Summer, that dreadful beast,
It slithers in, linen stuck to its back, sweat pooling on its calves, and it smiles.
But it seems to you more like a grimace, like it is baring its teeth just so you know what awaits for you if you get too close.
So you stay inside, keep the windows at your back, crave a merciful human touch and swallow orange pills,
electing to not think about the rancid, drooling grin behind you and how many daggers it holds in its mouth.
Electing to not remember that you will be stabbed by every one of them before the season ends.
Everyone else looks at you, their eyes filled with red beach towels and glittering sleepovers, but you can only shake your head.
How could you tell them that your heatwave is not joy sitting on a lawn chair holding a cold drink, but knee-length shorts, bile rising in your throat at the sight of your hips, and begging for a pair of hands to choke you?
No, your summer is not like theirs.
It is the always ill-conceived comment and the curdled half-and-half hope that maybe, just maybe this time will be better and the wound might not be so angry.

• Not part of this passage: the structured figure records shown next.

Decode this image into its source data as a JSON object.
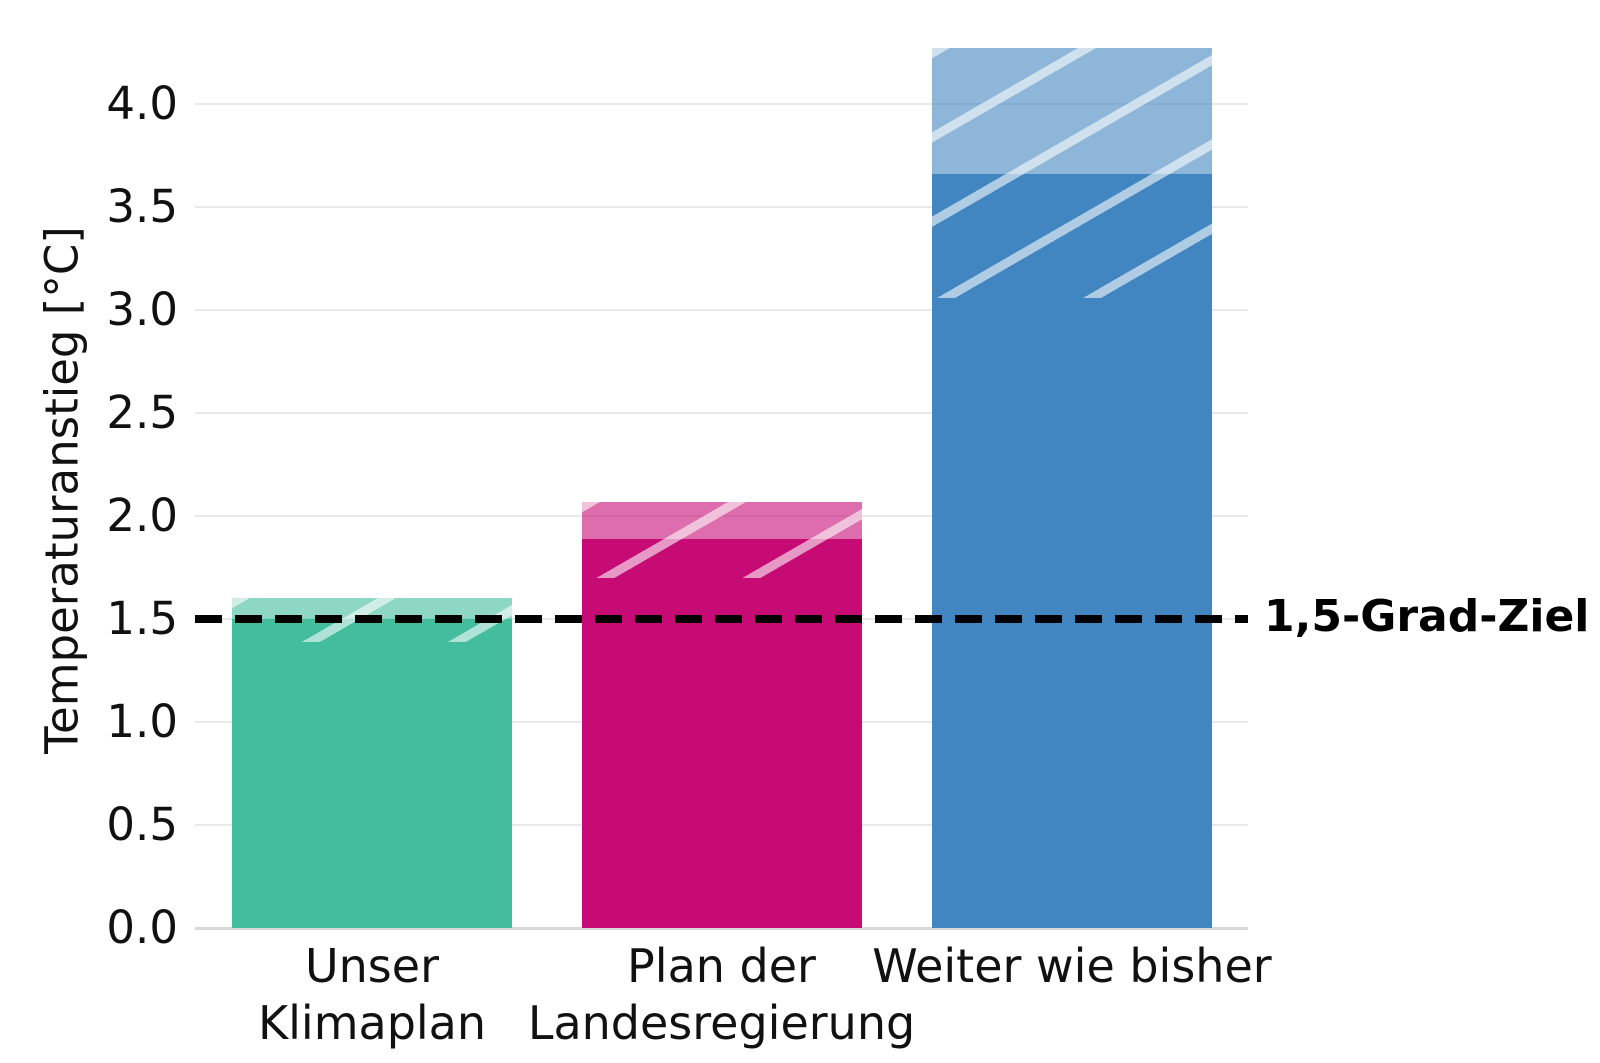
{
  "chart_data": {
    "type": "bar",
    "title": "",
    "ylabel": "Temperaturanstieg [°C]",
    "xlabel": "",
    "categories": [
      "Unser\nKlimaplan",
      "Plan der\nLandesregierung",
      "Weiter wie bisher"
    ],
    "series": [
      {
        "name": "Temperaturanstieg",
        "values": [
          1.5,
          1.89,
          3.66
        ],
        "uncertainty_low": [
          1.39,
          1.7,
          3.06
        ],
        "uncertainty_high": [
          1.6,
          2.07,
          4.27
        ]
      }
    ],
    "bar_colors": [
      "#44BD9F",
      "#C60B75",
      "#4186C0"
    ],
    "bar_style": {
      "uncertainty_hatch": "diagonal-white-stripes",
      "cap_alpha_over_white": 0.6
    },
    "ytick_values": [
      0,
      0.5,
      1,
      1.5,
      2,
      2.5,
      3,
      3.5,
      4
    ],
    "ytick_labels": [
      "0.0",
      "0.5",
      "1.0",
      "1.5",
      "2.0",
      "2.5",
      "3.0",
      "3.5",
      "4.0"
    ],
    "ylim": [
      0,
      4.35
    ],
    "grid": true,
    "legend": false,
    "reference_line": {
      "value": 1.5,
      "label": "1,5-Grad-Ziel",
      "style": "dashed",
      "color": "#000000"
    }
  },
  "colors": {
    "background": "#FFFFFF",
    "grid": "#E9E9E9",
    "axis_baseline": "#D8D8D8",
    "text": "#111111"
  }
}
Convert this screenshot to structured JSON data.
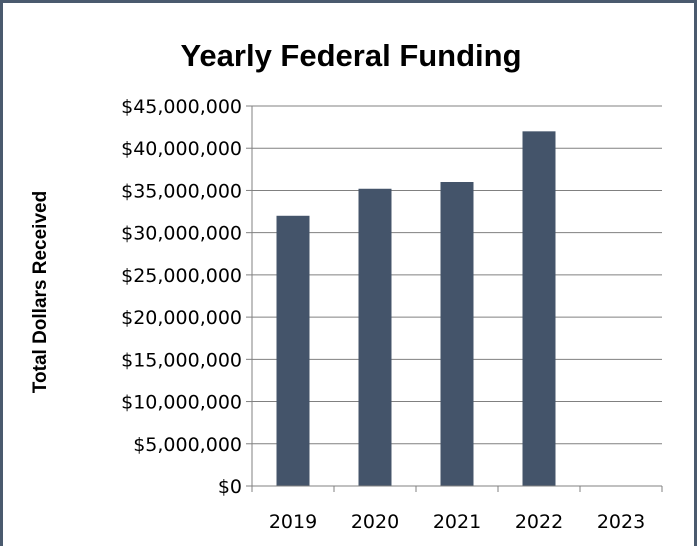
{
  "chart_data": {
    "type": "bar",
    "title": "Yearly Federal Funding",
    "xlabel": "",
    "ylabel": "Total Dollars Received",
    "categories": [
      "2019",
      "2020",
      "2021",
      "2022",
      "2023"
    ],
    "values": [
      32000000,
      35200000,
      36000000,
      42000000,
      null
    ],
    "ylim": [
      0,
      45000000
    ],
    "yticks": [
      0,
      5000000,
      10000000,
      15000000,
      20000000,
      25000000,
      30000000,
      35000000,
      40000000,
      45000000
    ],
    "ytick_labels": [
      "$0",
      "$5,000,000",
      "$10,000,000",
      "$15,000,000",
      "$20,000,000",
      "$25,000,000",
      "$30,000,000",
      "$35,000,000",
      "$40,000,000",
      "$45,000,000"
    ],
    "grid": true,
    "legend": "none",
    "colors": {
      "bar": "#44546a",
      "grid": "#808080",
      "axis": "#808080",
      "frame": "#4a5a6e"
    }
  }
}
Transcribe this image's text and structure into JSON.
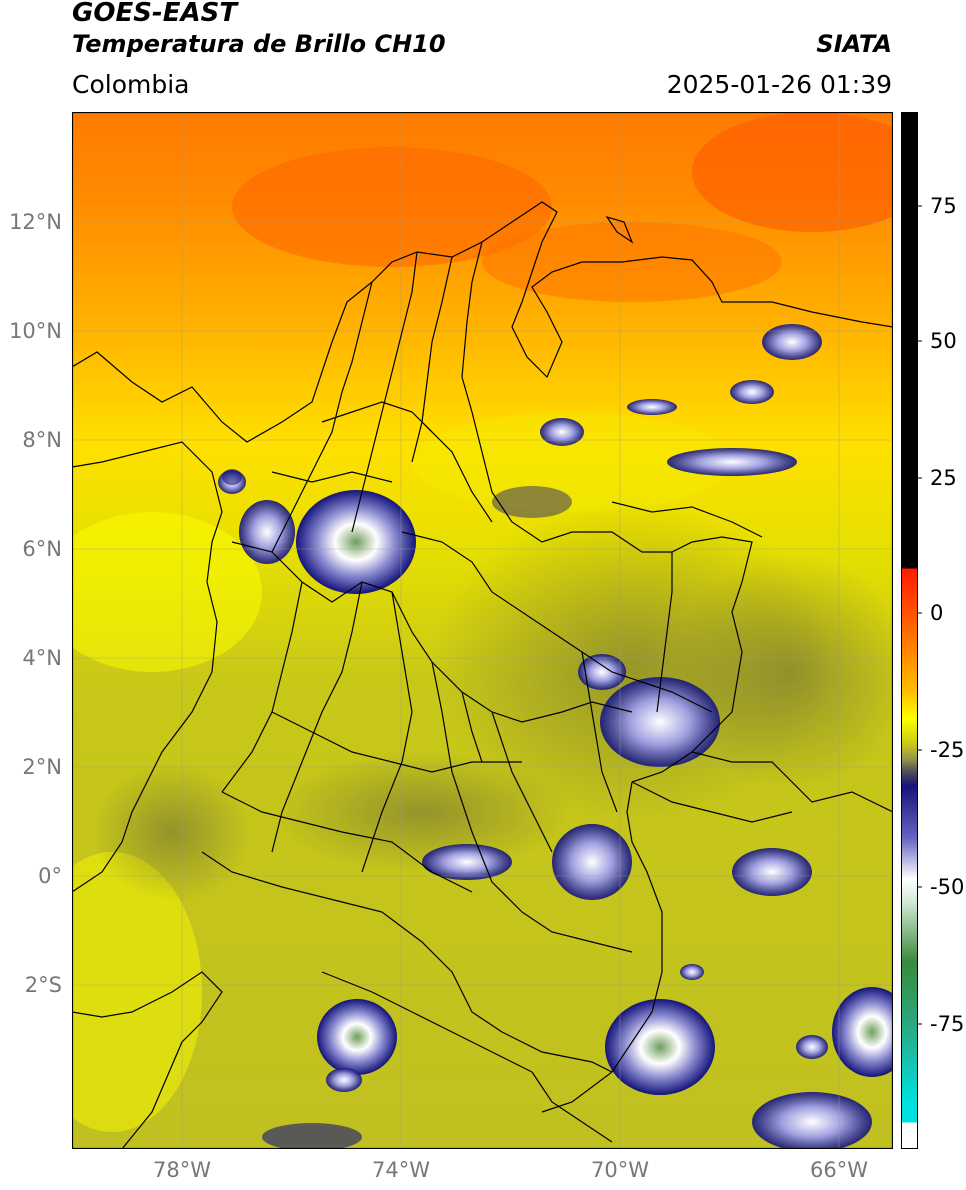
{
  "header": {
    "satellite": "GOES-EAST",
    "product": "Temperatura de Brillo CH10",
    "region": "Colombia",
    "agency": "SIATA",
    "datetime": "2025-01-26 01:39"
  },
  "map": {
    "lat_ticks": [
      "12°N",
      "10°N",
      "8°N",
      "6°N",
      "4°N",
      "2°N",
      "0°",
      "2°S"
    ],
    "lon_ticks": [
      "78°W",
      "74°W",
      "70°W",
      "66°W"
    ]
  },
  "colorbar": {
    "ticks": [
      "75",
      "50",
      "25",
      "0",
      "-25",
      "-50",
      "-75"
    ]
  },
  "colors": {
    "warm": "#ff6a00",
    "yellow": "#ffff00",
    "olive": "#b5b510",
    "navy": "#14147a",
    "white": "#ffffff",
    "green": "#4a8a3a",
    "cyan": "#00d8d8",
    "black": "#000000"
  }
}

They curl their upper lips, teeth stained the red of a cherry popsicle, and tell you to just get out more, to just hang out with friends, to just make an effort to be happy!
You do not know how to tell them that these things do not exist in shipping containers or bathrooms you cannot let yourself cry in.
You try anyway, but the heat makes it worse.
The words evaporate in a cloud of steam before they leave your unused larynx.
The lipgloss-clad happier-than-thou’s can’t feel the iris-burning sun when they leave you.
You cannot even bring yourself to blame them.
Your poor attempt to let loose in a crop-top could never be their friend.
They turn around and climb through their cheery bathing suits into a body that feels like a home.
You blink away all feeling and skitter back into your second, third, fourth skin made of packing peanuts and brass.
The orange pills do not work on this one, the drooling beast reminds you.
You cannot elect to leave, it whispers, breath hot on your sweat-soaked neck.
Three more months of isolation, it chortles, and slips a tooth into your shoulder.
No one is there to see the blood running down your back, or the snot from your nose frightening you into thinking it is tears.
The walls of the warehouse cannot see you, and they cannot hear the beast.